A bill introduced in Colorado’s General Assembly would require schools to post more information online. The sponsor, Republican Rep. Tim Geitner, R-Falcon, said it’s about transparency.

“Right now, what you’re seeing is there’s a desire for parents to fully understand what curriculum is being taught at their schools,” Geitner said.

HB22-1066 would require all Colorado school districts to post information on their websites, including all text books and materials used in classrooms, any surveys given to children in schools and a list of professional development courses for teachers.

Geitner says that information can be difficult and even costly to access.

“Sometimes you have to submit a [Colorado Open Records Act] request, sometimes there’s a cost associated with that for the family, and the purpose of this bill is to make it easily accessible,” he said.

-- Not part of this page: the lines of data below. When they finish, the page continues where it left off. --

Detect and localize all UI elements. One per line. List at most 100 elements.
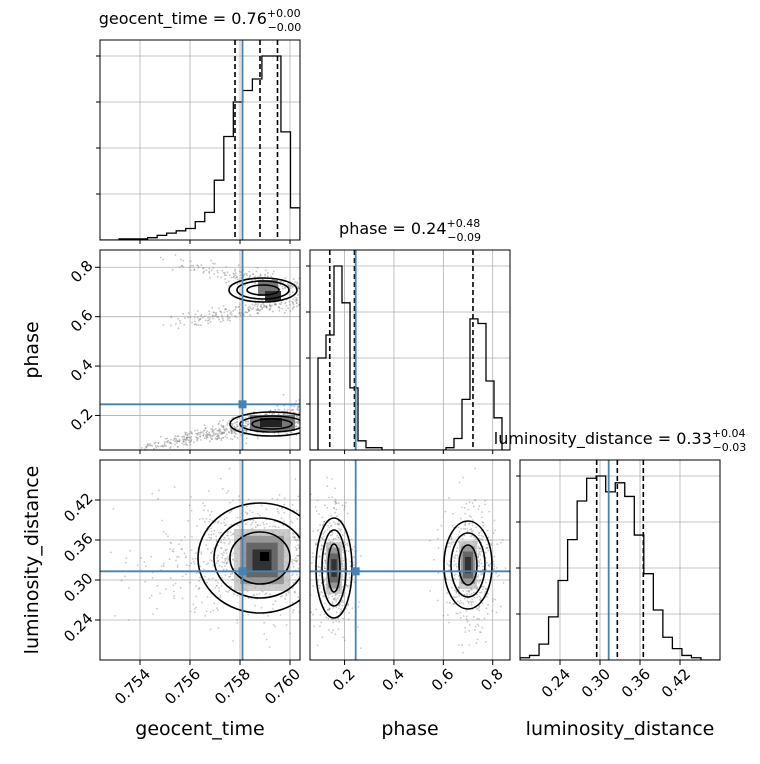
sample-point (212, 314, 214, 317)
sample-point (283, 408, 286, 411)
sample-point (197, 588, 200, 590)
sample-point (475, 642, 478, 644)
sample-point (346, 584, 349, 587)
sample-point (227, 530, 229, 533)
sample-point (129, 549, 132, 552)
sample-point (351, 607, 354, 610)
sample-point (176, 445, 179, 448)
sample-point (291, 503, 294, 506)
sample-point (291, 521, 294, 524)
sample-point (187, 433, 189, 436)
sample-point (194, 429, 196, 432)
sample-point (183, 536, 186, 538)
sample-point (294, 280, 297, 283)
sample-point (216, 437, 219, 440)
sample-point (187, 519, 190, 522)
sample-point (301, 426, 303, 428)
sample-point (270, 304, 273, 307)
sample-point (225, 552, 228, 555)
sample-point (308, 611, 310, 613)
sample-point (339, 611, 342, 614)
sample-point (271, 525, 274, 528)
sample-point (282, 524, 285, 527)
sample-point (482, 535, 485, 538)
sample-point (311, 603, 313, 605)
sample-point (202, 271, 205, 274)
sample-point (226, 548, 228, 551)
sample-point (280, 517, 283, 520)
y-tick-label: 0.6 (67, 306, 97, 336)
sample-point (215, 539, 218, 541)
sample-point (453, 595, 455, 598)
sample-point (460, 527, 463, 530)
sample-point (453, 574, 456, 577)
sample-point (437, 547, 440, 549)
sample-point (297, 495, 300, 498)
sample-point (328, 522, 331, 525)
sample-point (455, 563, 457, 565)
sample-point (302, 288, 304, 290)
sample-point (302, 412, 304, 414)
sample-point (453, 589, 456, 592)
sample-point (252, 519, 255, 522)
sample-point (205, 431, 208, 434)
sample-point (348, 611, 351, 614)
sample-point (313, 625, 316, 628)
sample-point (249, 509, 251, 512)
sample-point (259, 273, 262, 276)
sample-point (301, 532, 303, 534)
sample-point (294, 557, 297, 560)
sample-point (262, 523, 265, 526)
sample-point (481, 573, 484, 576)
sample-point (327, 539, 330, 542)
sample-point (188, 266, 191, 269)
sample-point (296, 408, 299, 410)
title-luminosity_distance: luminosity_distance = 0.33+0.04 −0.03 (494, 427, 747, 454)
sample-point (352, 556, 355, 558)
sample-point (303, 418, 305, 420)
sample-point (236, 283, 239, 285)
sample-point (200, 264, 203, 266)
sample-point (227, 557, 230, 560)
sample-point (256, 524, 259, 526)
sample-point (303, 569, 305, 571)
sample-point (190, 562, 193, 565)
sample-point (226, 436, 229, 439)
sample-point (291, 291, 294, 294)
sample-point (199, 433, 201, 436)
sample-point (205, 610, 208, 613)
sample-point (235, 421, 238, 424)
contour-line (236, 280, 290, 300)
sample-point (447, 545, 449, 548)
sample-point (208, 313, 211, 315)
sample-point (457, 586, 460, 589)
sample-point (463, 534, 466, 537)
sample-point (317, 566, 320, 568)
sample-point (124, 575, 126, 578)
sample-point (233, 273, 236, 276)
sample-point (211, 550, 214, 553)
sample-point (212, 317, 214, 320)
sample-point (209, 276, 211, 279)
sample-point (182, 440, 185, 442)
sample-point (466, 530, 469, 532)
sample-point (487, 536, 490, 539)
sample-point (322, 595, 325, 598)
sample-point (228, 511, 231, 514)
sample-point (292, 278, 295, 280)
sample-point (218, 420, 221, 423)
sample-point (465, 618, 468, 620)
sample-point (277, 526, 280, 529)
sample-point (480, 534, 483, 537)
sample-point (346, 548, 348, 550)
sample-point (213, 272, 215, 275)
sample-point (301, 281, 303, 283)
sample-point (297, 596, 300, 599)
sample-point (338, 620, 341, 623)
sample-point (207, 528, 210, 531)
sample-point (312, 555, 314, 558)
sample-point (183, 323, 186, 326)
sample-point (109, 551, 112, 554)
sample-point (222, 568, 225, 571)
sample-point (370, 542, 372, 544)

Last fall, one of the school districts in Geitner's district, School District 49 in Falcon, became the first in Colorado to explicitly ban the teaching of Critical Race Theory. In other states where “transparency” measures are under consideration, teachers have expressed concerns about censorship and losing their professional independence.

Geitner said many Colorado schools already have to follow rules about teaching controversial subjects and that his bill is about giving parents access to information that helps them make the best choice for their child. He said the bill is a requirement for districts and should not place additional burdens on teachers.

Denver Public Schools sent the following statement to Denver7:

“The majority of our district-managed schools use the district supported curriculum, so we would be able to share that via our district wide platforms. Some of our schools do not use all of our district supported materials to better align to their instructional program and we would have to navigate collecting and sharing the local individual curricular resources made at the school level.”

UPDATE: The bill did not make it out of the Education Committee in the Colorado House of Representatives following a 6-3 vote.